I have a relational database and I converted tables to csv files. I imported 2 of them, and create the nodes by specifying the columns to be picked as in following code:
import csv
from py2neo import neo4j, authenticate, Graph, Node, cypher, rel, Relationship
authenticate("localhost:7474", "neo4j", "my_password")
graph_db = Graph()
graph_db.delete_all()
"""import all rows and columns of csv files"""
with open('File1.csv', "rb") as abc_file, open('File2.csv', "rb") as efg_file:
data1 = csv.reader(abc_file, delimiter=';')
data2 = csv.reader(efg_file, delimiter=';')
data1.next()
data2.next()
"""Create the nodes for the all the rows of "Contact Email" column of abc_file"""
rownum = 0
for row in abc_file:
nodes1 = Node("Contact_Email", email=row[0])
contact_graph = graph_db.create(nodes1)
"""Create the nodes for the all the rows of "Building_Name" and "Person_Created"
columns of efg_file"""
rownum = 0
for row in efg_file:
nodes2 = Node("Building_Name", name=row[0])
nodes3 = Node("Person_Created", name=row[1])
building_graph = graph_db.create(nodes2, nodes3)
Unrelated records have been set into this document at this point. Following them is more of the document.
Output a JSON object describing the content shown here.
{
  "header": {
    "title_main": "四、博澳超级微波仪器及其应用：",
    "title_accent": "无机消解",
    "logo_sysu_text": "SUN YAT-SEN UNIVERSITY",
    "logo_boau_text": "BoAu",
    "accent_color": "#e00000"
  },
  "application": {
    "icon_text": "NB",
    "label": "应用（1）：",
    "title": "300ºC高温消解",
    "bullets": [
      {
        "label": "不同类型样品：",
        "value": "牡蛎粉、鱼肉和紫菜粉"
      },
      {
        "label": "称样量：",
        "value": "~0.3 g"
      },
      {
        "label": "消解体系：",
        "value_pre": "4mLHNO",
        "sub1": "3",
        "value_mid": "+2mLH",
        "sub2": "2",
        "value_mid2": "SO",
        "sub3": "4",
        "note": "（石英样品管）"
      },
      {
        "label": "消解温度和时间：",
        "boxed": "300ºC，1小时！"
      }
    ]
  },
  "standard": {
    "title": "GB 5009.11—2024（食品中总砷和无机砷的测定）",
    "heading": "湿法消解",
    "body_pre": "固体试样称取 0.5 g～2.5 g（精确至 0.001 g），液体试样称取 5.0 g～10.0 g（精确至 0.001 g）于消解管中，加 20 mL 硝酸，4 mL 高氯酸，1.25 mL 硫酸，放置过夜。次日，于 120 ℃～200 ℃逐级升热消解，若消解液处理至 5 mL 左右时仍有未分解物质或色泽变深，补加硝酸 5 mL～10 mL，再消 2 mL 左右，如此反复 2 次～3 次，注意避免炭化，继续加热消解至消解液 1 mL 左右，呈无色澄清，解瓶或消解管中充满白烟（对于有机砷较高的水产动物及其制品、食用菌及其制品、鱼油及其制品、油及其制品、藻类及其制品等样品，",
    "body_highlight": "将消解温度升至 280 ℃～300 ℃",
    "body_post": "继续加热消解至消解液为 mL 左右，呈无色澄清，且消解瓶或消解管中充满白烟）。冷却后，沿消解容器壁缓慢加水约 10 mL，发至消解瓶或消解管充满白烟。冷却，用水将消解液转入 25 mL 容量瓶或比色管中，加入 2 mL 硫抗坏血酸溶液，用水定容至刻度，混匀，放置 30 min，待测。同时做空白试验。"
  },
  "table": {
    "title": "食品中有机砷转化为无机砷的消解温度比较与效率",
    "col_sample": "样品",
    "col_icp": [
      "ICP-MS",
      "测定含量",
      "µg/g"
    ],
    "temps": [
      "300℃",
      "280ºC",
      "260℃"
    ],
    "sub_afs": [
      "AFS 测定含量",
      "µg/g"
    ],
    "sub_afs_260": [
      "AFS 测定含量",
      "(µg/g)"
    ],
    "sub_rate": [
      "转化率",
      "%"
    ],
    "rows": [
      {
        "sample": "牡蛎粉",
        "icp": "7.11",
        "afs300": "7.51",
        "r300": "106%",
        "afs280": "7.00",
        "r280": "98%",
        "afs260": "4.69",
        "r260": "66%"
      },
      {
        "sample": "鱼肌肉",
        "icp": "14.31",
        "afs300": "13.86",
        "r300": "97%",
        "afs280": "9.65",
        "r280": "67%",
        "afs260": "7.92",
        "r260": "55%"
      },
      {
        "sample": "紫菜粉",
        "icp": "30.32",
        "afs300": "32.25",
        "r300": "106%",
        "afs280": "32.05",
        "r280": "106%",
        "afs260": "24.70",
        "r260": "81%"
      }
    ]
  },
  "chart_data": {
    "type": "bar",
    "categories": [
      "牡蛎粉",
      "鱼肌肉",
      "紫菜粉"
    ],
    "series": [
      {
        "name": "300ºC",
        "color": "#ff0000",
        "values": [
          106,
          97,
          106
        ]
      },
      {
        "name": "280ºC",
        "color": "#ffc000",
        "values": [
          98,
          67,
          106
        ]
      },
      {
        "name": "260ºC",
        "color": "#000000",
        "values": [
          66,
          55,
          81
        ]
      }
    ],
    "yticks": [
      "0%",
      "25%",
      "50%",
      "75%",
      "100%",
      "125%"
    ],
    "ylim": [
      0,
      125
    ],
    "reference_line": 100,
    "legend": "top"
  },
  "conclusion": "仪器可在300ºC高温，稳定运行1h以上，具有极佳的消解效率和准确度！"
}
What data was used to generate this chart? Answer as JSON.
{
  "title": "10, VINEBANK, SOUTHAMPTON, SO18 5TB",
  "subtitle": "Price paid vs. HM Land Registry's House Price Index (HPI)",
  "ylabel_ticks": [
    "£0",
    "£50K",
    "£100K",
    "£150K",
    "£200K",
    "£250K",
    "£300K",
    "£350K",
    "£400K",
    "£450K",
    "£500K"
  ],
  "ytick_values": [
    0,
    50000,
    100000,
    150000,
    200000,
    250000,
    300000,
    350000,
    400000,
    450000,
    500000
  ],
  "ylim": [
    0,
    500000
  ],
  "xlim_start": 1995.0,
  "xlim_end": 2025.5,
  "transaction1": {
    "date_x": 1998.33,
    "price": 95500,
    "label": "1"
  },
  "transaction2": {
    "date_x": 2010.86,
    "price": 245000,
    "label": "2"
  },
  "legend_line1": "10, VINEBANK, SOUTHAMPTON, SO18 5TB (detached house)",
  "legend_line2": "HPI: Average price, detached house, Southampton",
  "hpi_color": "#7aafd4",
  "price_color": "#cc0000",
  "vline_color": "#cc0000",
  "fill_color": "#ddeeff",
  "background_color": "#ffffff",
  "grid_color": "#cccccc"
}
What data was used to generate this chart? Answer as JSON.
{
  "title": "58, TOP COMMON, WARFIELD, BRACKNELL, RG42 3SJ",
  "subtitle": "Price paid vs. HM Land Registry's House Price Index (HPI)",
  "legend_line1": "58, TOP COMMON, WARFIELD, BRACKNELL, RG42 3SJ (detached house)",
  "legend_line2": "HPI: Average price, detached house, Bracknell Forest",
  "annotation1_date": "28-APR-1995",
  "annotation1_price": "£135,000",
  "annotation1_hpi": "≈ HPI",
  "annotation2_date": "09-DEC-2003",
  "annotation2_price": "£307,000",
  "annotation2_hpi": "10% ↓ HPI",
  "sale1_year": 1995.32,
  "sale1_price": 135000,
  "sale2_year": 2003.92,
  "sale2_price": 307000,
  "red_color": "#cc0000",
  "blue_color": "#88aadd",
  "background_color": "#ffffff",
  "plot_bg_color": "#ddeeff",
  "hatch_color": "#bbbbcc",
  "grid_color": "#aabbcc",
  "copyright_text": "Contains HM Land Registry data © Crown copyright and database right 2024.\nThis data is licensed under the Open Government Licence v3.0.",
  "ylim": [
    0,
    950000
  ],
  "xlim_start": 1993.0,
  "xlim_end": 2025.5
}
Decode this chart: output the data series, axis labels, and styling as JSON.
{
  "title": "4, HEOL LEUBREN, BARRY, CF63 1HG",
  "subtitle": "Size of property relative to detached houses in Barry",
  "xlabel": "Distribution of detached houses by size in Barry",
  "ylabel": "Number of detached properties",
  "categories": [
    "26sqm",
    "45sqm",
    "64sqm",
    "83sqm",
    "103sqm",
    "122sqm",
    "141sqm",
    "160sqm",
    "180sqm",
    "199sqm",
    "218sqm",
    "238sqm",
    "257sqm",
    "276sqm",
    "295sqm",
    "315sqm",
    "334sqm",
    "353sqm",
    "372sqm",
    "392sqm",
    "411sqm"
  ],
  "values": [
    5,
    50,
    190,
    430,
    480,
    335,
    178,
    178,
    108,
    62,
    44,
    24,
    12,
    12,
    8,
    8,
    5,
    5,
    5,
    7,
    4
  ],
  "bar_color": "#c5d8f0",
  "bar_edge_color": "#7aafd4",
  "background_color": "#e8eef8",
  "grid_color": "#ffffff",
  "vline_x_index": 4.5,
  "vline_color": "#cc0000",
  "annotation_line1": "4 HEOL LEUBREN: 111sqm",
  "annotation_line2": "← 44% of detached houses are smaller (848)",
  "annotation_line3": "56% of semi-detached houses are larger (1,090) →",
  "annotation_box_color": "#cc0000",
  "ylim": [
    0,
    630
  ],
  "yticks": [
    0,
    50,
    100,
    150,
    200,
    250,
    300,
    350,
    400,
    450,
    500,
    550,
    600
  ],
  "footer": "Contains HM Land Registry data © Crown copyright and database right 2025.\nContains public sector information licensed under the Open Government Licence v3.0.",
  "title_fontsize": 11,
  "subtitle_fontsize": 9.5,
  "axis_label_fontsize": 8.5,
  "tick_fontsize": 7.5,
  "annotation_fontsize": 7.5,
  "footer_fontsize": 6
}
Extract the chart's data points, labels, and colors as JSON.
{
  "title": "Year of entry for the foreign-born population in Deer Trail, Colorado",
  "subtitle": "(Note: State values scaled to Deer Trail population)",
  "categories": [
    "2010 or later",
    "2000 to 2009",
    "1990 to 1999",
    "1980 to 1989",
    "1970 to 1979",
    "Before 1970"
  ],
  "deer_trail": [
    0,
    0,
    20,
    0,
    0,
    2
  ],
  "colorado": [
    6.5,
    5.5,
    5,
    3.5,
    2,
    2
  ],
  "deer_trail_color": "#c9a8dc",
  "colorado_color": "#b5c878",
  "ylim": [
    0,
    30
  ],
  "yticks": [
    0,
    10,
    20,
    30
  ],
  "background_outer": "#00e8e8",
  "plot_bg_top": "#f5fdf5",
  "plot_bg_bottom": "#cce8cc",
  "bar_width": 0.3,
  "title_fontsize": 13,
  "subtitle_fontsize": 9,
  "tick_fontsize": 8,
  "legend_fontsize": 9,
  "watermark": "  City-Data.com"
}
Let's say there are 60 emails under "Contact_Email" column of "File1.csv" which is the Primary_Key. It is used as Foreign_Key in "File2.csv" under "Person_Created" column. There 14 buildings specified under "Building Name" with corresponding emails in "Person_Created" columns. My Question is:
1) How can I match the 14 emails in File2.csv "Person_Created" column with the emails in File1.csv "Contact Email" column to avoid duplicates
2) and How can I create a relationship between the "Building Names" (in File2.csv) and "Person_Created" (in File1.csv) without any duplication.. sth like "Building1234 is DESIGNED_BY [email protected]"
How can I do it in py2neo with/without cypher?
Py2neo provides a number of uniqueness functions for just this. Have a look at this page to see
merge_one
and friends. The node values returned from this can then be stored and used for being unique relationships and paths.Note that for higher performance though, you'll probably want to look at Cypher transactions or batches. Without these, each action will require a call to the server and at scale, this is slow.